Lei ricopriva il ruolo di staffetta coi compiti di distribuire cibo, munizioni e volantini e segnare e segnalare gli spostamenti delle truppe naziste. Lui aveva partecipato a un attentato contro il tribunale militare tedesco presso l’Albero Flora, un attacco alla colonna della Wermacht in via Rasella e al fallito attentato in via Lima a Vittorio Mussolini, figlio del duce e pericoloso riorganizzatore delle forze fasciste.
Il marito, catturato il 7 aprile 1944, venne portato a Regina Coeli, dove facendosi passare per un rapinatore era riuscito a evadere.
Per rappresaglia, i tedeschi arrestarono tutta la sua famiglia e incarcerarono Iole Mancini, che venne portata nel carcere di via Tasso, sede della Gestapo, dove venne più volte interrogata dal famigerato comandante delle SS Erich Priebke. Ma lei, nonostante la ferocia delle torture, non aveva aperto bocca, d’accordo con le altre detenute con cui aveva stretto il patto di non rivelare informazioni ai nazisti sulle attività dei propri compagni, nonostante le condizioni disumane e le indicibili sofferenze.
Nella notte fra il 3 e il 4 giugno, mentre gli alleati si accingevano ad entrare da sud nella Capitale, i tedeschi in fuga caricarono due camion di persone detenute nel carcere per trasferirle a Verona; erano in gran parte aderenti alle Brigate Matteotti o membri del Fronte militare clandestino. Ma, un guasto all’automezzo su cui era stata caricata, le aveva salvato la vita.
Il gruppo che era salito sull’altro camion, venne interamente giustiziato nell’eccidio de La Storta. Ritornata in cella, il giorno dopo venne liberata dagli americani.

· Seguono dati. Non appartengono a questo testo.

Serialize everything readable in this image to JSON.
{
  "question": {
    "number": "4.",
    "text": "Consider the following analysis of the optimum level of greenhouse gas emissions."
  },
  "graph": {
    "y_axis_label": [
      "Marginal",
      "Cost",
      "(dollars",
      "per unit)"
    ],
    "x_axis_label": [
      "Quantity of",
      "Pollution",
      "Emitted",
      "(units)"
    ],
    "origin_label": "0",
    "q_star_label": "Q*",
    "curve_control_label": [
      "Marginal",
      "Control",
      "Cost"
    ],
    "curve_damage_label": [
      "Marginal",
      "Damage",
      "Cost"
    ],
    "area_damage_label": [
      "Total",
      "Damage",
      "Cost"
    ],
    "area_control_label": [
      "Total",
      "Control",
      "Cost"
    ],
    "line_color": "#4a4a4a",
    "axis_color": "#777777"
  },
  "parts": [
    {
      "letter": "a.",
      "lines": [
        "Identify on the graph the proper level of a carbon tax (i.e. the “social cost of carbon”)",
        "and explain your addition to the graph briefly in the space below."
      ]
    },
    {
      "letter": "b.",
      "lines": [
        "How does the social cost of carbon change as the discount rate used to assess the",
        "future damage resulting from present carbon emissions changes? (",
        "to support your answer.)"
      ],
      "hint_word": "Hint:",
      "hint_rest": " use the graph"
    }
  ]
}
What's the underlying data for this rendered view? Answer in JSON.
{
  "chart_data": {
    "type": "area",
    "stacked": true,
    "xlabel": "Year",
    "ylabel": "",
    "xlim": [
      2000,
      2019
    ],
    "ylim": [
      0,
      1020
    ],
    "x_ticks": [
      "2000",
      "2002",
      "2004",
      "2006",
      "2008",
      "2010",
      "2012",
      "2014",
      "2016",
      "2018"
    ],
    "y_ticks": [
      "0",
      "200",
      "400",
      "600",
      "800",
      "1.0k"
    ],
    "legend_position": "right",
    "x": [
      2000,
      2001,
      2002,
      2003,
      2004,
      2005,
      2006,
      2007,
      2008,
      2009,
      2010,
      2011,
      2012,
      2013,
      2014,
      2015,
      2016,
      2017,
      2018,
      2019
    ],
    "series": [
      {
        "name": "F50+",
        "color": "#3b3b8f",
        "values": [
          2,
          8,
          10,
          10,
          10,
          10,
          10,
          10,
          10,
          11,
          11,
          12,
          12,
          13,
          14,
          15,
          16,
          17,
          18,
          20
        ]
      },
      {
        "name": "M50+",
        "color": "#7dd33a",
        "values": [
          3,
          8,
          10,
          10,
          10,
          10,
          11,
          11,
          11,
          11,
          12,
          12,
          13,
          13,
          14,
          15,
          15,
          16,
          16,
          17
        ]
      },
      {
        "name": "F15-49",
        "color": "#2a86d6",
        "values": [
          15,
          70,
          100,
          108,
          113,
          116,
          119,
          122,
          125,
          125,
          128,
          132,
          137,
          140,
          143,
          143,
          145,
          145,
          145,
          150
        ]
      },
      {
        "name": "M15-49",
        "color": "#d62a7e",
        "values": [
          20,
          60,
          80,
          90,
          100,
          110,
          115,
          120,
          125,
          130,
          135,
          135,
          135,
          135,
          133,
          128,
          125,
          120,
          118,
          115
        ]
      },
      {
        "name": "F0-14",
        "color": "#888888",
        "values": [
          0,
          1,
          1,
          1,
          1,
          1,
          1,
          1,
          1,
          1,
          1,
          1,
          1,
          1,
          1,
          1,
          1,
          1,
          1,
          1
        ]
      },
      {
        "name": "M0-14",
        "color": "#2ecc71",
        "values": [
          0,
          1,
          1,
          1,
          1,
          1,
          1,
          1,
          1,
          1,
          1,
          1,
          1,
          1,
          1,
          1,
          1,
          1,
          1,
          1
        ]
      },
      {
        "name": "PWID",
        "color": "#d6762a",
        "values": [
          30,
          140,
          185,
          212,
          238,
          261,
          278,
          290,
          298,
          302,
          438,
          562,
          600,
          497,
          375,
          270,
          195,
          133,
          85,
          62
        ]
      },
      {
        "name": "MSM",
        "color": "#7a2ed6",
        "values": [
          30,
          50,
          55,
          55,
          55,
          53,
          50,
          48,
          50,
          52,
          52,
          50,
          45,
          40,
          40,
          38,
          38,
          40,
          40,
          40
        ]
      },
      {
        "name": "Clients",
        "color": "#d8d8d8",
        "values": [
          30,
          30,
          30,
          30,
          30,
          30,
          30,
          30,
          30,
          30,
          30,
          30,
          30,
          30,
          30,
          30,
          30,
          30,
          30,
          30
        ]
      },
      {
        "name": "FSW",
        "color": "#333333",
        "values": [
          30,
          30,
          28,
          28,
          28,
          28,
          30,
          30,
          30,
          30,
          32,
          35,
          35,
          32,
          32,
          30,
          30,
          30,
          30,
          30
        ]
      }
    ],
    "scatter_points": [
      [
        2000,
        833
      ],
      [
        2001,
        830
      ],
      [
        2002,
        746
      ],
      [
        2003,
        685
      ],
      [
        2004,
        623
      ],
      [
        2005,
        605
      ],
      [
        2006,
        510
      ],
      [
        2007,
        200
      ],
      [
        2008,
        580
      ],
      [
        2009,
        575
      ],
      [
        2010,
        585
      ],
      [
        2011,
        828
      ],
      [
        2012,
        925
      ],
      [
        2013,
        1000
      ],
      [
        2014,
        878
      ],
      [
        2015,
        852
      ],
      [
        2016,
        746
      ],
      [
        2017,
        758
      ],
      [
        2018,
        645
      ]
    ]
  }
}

Per tutta la vita Iole Mancini ha testimoniato la ferocia nazifascista e i valori di libertà e giustizia. Amava soprattutto andare nelle scuole a confrontarsi con le nuove generazioni, per condividere e diffondere la memoria collettiva dei tempi più bui.
Nel 2022 ha raccontato la sua storia nel volume Un amore partigiano scritto con il giornalista Concetto Vecchio, presentato al Quirinale in presenza del Presidente della Repubblica Sergio Mattarella.
Si è spenta a Roma il 2 dicembre 2024, a 104 anni era una delle ultime testimoni della Resistenza.
Il 2 giugno è la Festa della Repubblica in tutta Italia ma la mia data di liberazione è il 4 giugno, perché finalmente gli italiani erano liberi, liberi di esprimersi, liberi di abbracciarsi, liberi! Questa parola per me è stata sempre magica. Acquistare la libertà dal nazifascismo, è stata una vittoria, una gioia e poi dopo hanno ammesso al voto le donne, finalmente potevano partecipare alla vita pubblica, questa è la vittoria più grande che abbiamo ottenuto.